As I mentioned, the whole purpose of this blog series is to talk about FP in the context of Python, so let’s look at an example of a pure Python function:
# ✨ Pure ✨
# ✅ Referentially transparent
# ✅ No side-effects
def pure_add(a: int, b: int) -> int:
return a + b
The aptly-named function above takes two integers and returns their sum. Based on the criteria I gave above, the function adheres to the definition of purity. An impure version of the function might look as follows:
# 🤮 Impure 🤮
# ❌ Referentially transparent
# ❌ No side-effects
def impure_add(a: int, b: int) -> int:
print(f"Adding {a} and {b}.")
return a + b
This function is impure because it fails against both the criteria we set. Firstly, it isn’t referentially transparent because, whilst the same input evaluates to the same result, we couldn’t replace calls to the function with that result whilst maintaining the same application behaviour. Namely, if we just substituted the value 3
everywhere we saw impure_add(1, 2)
, then the application wouldn’t be the same because we’d no longer print anything to the console. Secondly, the act of printing is itself a side-effect because it’s an I/O operation; it reaches out and communicates with the outside world, affecting something outside the scope of the function.

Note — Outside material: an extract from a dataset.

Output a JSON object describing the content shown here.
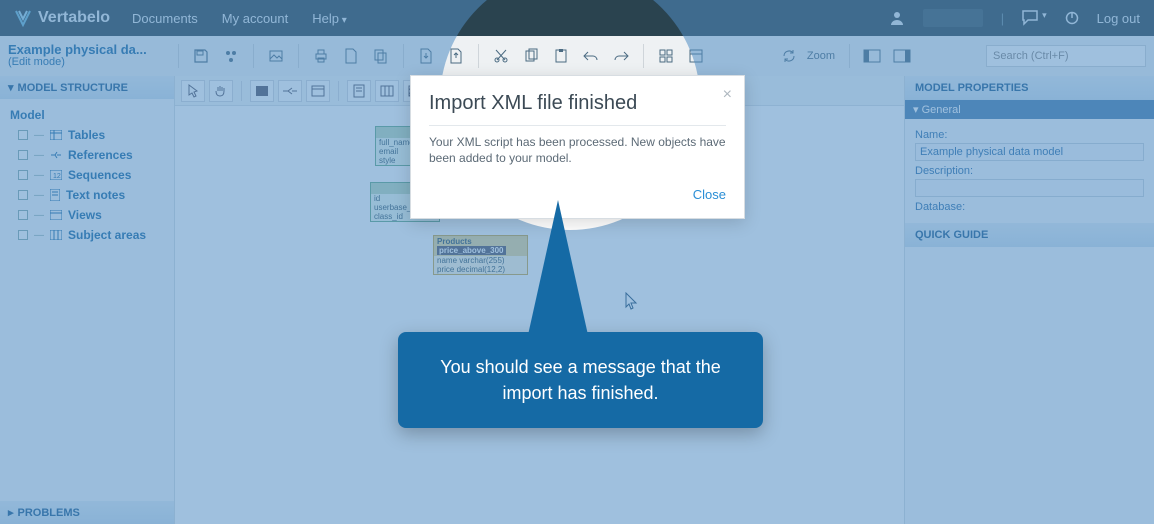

The practical implications of functional purity were quite surprising to me. If we can’t do something as simple as print to the console in a pure function, then what else can’t we do? Well, in a truly pure function (and this is by no means an exhaustive list), we can’t:
- Log
- Interact with files, databases or REST APIs
- Generate random numbers
- Raise exceptions
At this point you’d be sensible to question what exactly the point of a pure function is if they can’t really do anything. An important point to keep in mind is that a lot of the things we’d want to do in a function that would introduce impurity (at least in the context of data engineering), are typically I/O operations. The problem is that code without side-effects doesn’t do anything useful. At the bare minimum if, as a data engineer, I can’t read or write data, then I can’t do my job.
If we think about where the impurity in a typical data pipeline lies, it’s mostly confined to the “edges” since those are the places where we need to perform I/O to read and write data. When we’re doing the bulk of our work (i.e., when we’re actually transforming data), our functions will generally take some data in and apply a series of functions to that data which produce a predictable result. Does that mean our functions will always be pure though? No. It’s certainly the case that a lot of our functions are likely to be pure, but at a minimum, we’re going to want some level of exception handling and logging.
We’re saying then that despite our best intentions, impurity in our functions is pretty much unavoidable, but we’re also saying that FP is all about composing pure functions, so what gives? In functional languages (like Haskell, F#, Scala etc.), the usual solution is to use something called a Monad and we’ll dive into what they are and how they work in the rest of this series.